Clinical trials cannot be perfectly representative of the entire population; it is more efficient for them to select participants for whom a given therapy is most likely to have benefit.32 Our finding that a minority of NHANES respondents who received an SGLT2 inhibitor would have met trial inclusion criteria for EMPA-REG highlights another potential concern with the generalizability of these trials. While the confidence intervals for our estimates were wide, these preliminary findings point to an area where ongoing surveillance in the form of observational studies could be useful to both quantify effect sizes in real-world (vs trial) populations and possibly help redirect prescribing to more appropriate populations.

This study has several limitations. First, because of coding differences for variables in NHANES and the EMPA-REG trial, some characteristics, such as race, could not be compared. Moreover, this study could not differentiate NHANES respondents diagnosed with type 1 versus type 2 diabetes, but because type 2 diabetes in over 17 times more prevalent, misclassifications were unlikely to significantly affect results.33 Relatedly, it is possible that some individuals did not meet the hgba1c cutoff for either the primary or secondary analysis because of improved control on anti-diabetic regimens, specifically SGLT2 inhibitors, as it relates to the latter analysis. Additionally, cardiovascular risk in NHANES is assessed via self-report rather than the more detailed medical information available to trial recruiters, so some NHANES respondents may or may not have been classified as high cardiovascular risk according to trial protocols, though it is unclear if the average primary care clinician makes decisions with information closer to that contained in NHANES questions or the EMPA-REG trial data. Furthermore, the sample size of NHANES respondents receiving an SGLT2 inhibitor from 2015 to 2018 was small, limiting our ability to make comparisons. While it is possible that individuals can be prescribed SGLT2 inhibitors for multiple indications, it is less likely that that was the case in this analysis as our study period predates the trials of SGLT2 inhibitors for use in kidney disease and heart failure.34, 35 Future studies should more fully characterize the demographic, clinical, laboratory, and medication differences between those prescribed SGLT2 inhibitors and those who were included in these more recent trials. Finally, this study did not assess all inclusion and exclusion criteria from the EMPA-REG protocol, including some subjective considerations, such as whether a prospective trial participant would be able to make follow-up visits and might therefore overestimate the percent of individuals meeting inclusion criteria.

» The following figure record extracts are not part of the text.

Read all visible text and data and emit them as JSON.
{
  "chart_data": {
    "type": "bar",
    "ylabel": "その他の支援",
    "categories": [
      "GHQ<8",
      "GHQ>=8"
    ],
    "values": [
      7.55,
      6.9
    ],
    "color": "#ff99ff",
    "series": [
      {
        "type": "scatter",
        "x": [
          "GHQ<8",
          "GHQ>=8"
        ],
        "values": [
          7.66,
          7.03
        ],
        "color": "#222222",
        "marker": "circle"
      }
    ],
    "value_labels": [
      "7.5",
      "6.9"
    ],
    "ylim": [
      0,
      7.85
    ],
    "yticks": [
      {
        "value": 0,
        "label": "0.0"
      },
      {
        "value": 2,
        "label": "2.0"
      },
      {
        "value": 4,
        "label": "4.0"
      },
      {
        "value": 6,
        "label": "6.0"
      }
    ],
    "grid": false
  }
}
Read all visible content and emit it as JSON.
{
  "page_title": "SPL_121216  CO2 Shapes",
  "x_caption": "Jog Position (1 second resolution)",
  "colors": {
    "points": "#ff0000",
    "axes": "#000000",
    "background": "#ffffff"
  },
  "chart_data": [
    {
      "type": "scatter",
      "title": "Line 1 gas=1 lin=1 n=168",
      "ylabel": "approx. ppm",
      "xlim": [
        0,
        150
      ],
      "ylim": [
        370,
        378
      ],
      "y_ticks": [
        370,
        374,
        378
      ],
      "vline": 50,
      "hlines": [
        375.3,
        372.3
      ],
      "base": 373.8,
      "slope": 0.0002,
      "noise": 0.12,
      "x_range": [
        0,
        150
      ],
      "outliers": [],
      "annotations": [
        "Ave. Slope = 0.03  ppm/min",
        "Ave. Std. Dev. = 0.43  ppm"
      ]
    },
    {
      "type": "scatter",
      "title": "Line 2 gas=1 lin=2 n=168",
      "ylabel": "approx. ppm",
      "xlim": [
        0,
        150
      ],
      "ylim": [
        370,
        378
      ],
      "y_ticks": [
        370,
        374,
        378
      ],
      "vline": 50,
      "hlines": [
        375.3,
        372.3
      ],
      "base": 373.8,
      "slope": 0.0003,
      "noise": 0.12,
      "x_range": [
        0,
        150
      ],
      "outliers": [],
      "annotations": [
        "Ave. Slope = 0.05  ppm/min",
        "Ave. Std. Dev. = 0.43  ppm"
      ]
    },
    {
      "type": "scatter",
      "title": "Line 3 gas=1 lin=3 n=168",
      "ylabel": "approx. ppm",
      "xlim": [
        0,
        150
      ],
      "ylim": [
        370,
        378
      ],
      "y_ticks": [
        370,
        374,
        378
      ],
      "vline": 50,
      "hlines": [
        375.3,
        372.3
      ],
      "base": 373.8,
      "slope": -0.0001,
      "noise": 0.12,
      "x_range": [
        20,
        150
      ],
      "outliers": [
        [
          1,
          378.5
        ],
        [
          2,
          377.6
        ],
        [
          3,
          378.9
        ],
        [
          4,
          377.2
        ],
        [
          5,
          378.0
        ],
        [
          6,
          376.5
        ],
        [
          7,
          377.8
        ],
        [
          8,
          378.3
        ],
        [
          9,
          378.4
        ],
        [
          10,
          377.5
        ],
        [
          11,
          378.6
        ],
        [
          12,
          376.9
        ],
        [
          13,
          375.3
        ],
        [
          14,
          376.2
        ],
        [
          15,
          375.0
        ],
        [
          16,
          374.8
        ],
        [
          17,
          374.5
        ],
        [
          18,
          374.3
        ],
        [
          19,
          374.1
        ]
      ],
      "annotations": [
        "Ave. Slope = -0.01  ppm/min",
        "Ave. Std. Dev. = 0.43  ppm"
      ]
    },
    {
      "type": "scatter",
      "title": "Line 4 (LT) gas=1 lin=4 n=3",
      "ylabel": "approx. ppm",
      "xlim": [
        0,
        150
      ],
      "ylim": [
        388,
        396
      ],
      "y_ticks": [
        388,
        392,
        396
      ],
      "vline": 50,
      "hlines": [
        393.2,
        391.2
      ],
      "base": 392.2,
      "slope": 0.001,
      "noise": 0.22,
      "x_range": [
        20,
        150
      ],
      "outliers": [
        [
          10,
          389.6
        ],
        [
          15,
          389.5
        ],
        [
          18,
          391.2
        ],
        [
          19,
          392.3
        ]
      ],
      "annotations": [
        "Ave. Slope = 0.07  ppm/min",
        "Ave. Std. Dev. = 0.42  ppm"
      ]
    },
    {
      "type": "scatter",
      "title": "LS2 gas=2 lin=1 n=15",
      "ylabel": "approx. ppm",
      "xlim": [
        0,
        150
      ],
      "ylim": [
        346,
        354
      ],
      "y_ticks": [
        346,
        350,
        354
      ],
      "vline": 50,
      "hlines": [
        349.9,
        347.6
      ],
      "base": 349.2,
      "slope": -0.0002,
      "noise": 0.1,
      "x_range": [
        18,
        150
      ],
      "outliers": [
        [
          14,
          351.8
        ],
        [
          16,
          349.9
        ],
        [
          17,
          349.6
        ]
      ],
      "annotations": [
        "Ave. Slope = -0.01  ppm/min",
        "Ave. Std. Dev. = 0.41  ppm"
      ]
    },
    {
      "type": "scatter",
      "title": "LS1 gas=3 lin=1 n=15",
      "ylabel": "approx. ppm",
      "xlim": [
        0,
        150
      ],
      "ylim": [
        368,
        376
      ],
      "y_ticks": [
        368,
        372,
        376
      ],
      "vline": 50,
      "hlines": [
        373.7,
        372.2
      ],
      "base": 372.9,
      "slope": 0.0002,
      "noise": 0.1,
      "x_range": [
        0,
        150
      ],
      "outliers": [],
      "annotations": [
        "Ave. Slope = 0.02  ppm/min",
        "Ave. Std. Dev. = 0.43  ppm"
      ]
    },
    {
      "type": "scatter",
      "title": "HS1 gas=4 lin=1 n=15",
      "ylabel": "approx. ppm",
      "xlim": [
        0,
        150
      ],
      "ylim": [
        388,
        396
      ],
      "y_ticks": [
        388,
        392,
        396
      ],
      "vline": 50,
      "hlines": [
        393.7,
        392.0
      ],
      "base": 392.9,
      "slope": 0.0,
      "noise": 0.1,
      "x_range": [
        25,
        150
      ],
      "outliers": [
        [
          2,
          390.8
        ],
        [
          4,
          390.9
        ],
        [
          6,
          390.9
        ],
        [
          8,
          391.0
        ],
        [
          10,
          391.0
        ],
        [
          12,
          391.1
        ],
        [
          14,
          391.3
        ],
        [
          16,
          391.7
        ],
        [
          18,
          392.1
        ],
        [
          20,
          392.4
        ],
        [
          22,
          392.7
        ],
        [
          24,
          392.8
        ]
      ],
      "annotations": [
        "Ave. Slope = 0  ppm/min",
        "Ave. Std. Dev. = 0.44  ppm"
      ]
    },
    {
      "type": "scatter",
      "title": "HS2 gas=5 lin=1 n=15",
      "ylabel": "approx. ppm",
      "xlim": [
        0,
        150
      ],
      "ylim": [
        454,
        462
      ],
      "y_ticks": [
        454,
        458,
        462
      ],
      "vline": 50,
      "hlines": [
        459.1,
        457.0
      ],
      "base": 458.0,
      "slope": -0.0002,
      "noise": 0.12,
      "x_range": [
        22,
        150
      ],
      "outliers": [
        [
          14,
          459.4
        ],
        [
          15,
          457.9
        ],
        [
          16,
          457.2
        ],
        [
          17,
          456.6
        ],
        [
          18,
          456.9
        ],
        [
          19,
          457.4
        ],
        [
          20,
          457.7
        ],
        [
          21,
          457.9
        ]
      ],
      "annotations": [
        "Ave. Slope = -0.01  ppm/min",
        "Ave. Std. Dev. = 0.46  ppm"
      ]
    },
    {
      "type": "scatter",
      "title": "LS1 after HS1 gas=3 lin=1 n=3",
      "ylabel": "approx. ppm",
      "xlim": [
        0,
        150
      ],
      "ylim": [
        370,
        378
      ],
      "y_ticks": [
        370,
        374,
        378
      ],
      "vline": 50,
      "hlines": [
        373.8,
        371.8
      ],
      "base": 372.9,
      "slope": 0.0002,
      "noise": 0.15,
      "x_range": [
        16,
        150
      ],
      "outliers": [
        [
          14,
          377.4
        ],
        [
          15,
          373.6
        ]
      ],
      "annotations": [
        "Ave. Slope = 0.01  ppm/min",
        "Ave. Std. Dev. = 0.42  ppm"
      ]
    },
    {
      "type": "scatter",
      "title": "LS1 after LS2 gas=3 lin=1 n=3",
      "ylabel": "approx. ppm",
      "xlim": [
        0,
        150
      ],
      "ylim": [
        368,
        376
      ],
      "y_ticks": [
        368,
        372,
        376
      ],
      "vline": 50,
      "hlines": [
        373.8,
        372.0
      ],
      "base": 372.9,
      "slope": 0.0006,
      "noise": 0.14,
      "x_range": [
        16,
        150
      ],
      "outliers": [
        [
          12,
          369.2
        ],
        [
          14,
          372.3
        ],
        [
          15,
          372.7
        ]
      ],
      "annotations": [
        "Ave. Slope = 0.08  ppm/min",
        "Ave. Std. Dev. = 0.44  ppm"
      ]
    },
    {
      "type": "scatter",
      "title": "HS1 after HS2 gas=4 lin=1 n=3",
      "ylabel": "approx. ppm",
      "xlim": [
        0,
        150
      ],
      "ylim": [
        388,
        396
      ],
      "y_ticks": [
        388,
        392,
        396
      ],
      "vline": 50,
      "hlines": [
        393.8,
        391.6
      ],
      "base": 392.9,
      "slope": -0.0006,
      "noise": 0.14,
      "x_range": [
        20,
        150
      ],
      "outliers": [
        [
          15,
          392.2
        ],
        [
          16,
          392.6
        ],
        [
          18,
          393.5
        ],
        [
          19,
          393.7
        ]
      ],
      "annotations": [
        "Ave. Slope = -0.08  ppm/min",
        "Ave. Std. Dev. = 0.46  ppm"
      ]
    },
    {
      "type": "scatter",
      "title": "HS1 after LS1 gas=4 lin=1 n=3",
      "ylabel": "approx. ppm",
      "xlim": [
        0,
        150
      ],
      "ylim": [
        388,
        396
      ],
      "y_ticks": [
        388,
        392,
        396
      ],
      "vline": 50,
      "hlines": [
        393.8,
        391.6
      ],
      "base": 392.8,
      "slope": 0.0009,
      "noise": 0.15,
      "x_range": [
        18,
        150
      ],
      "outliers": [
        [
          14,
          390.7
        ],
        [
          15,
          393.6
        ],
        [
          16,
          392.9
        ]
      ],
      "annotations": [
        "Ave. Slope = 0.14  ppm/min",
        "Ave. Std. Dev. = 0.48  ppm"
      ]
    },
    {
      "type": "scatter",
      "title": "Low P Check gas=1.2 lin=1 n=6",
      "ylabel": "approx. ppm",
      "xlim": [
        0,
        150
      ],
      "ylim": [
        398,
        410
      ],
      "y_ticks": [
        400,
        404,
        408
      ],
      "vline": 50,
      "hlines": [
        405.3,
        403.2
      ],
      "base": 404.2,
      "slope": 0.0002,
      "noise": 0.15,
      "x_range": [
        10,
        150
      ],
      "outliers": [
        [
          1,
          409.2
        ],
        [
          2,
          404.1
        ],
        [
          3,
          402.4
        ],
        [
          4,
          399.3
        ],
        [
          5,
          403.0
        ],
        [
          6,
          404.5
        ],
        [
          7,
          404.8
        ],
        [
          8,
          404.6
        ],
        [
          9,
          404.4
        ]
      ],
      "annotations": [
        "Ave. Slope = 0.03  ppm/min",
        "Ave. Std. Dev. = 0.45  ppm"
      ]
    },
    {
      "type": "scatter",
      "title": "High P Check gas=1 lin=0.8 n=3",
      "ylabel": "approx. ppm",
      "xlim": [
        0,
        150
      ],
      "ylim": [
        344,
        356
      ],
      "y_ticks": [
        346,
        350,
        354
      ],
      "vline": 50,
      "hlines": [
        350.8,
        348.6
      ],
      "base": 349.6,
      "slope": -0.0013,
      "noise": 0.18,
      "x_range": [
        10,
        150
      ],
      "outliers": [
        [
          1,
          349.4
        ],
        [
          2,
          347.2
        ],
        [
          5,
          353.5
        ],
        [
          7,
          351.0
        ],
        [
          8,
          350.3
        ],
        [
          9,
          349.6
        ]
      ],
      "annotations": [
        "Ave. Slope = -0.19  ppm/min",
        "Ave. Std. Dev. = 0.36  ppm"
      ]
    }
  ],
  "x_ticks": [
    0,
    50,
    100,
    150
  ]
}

This study builds on the current literature by exploring in more detail the differences between patients included in the EMPA-REG trial and the general US population with diabetes. Our findings demonstrate how the trial population differed significantly from a nationally representative sample in multiple domains and that few individuals with diabetes or who receive SGLT2 inhibitors would have met EMPA-REG trial eligibility criteria, which highlights the more general difficultly in applying the literature to clinical decision-making. Clinical trialists might address this issue by selecting inclusion and exclusion criteria with the expressed purpose of closely matching the population in which the drug will be used and providing clearer comparisons of how the trial population compared with the general population in which the drug might be marketed. These results suggest that observational research comparing trial populations with relevant real-world populations across multiple classes of variables could provide useful data to support clinicians attempting to apply the results from a trial to their own patients. Finally, clinicians should be mindful of the possible limitations of trial generalizability when making prescribing decisions for individual patients.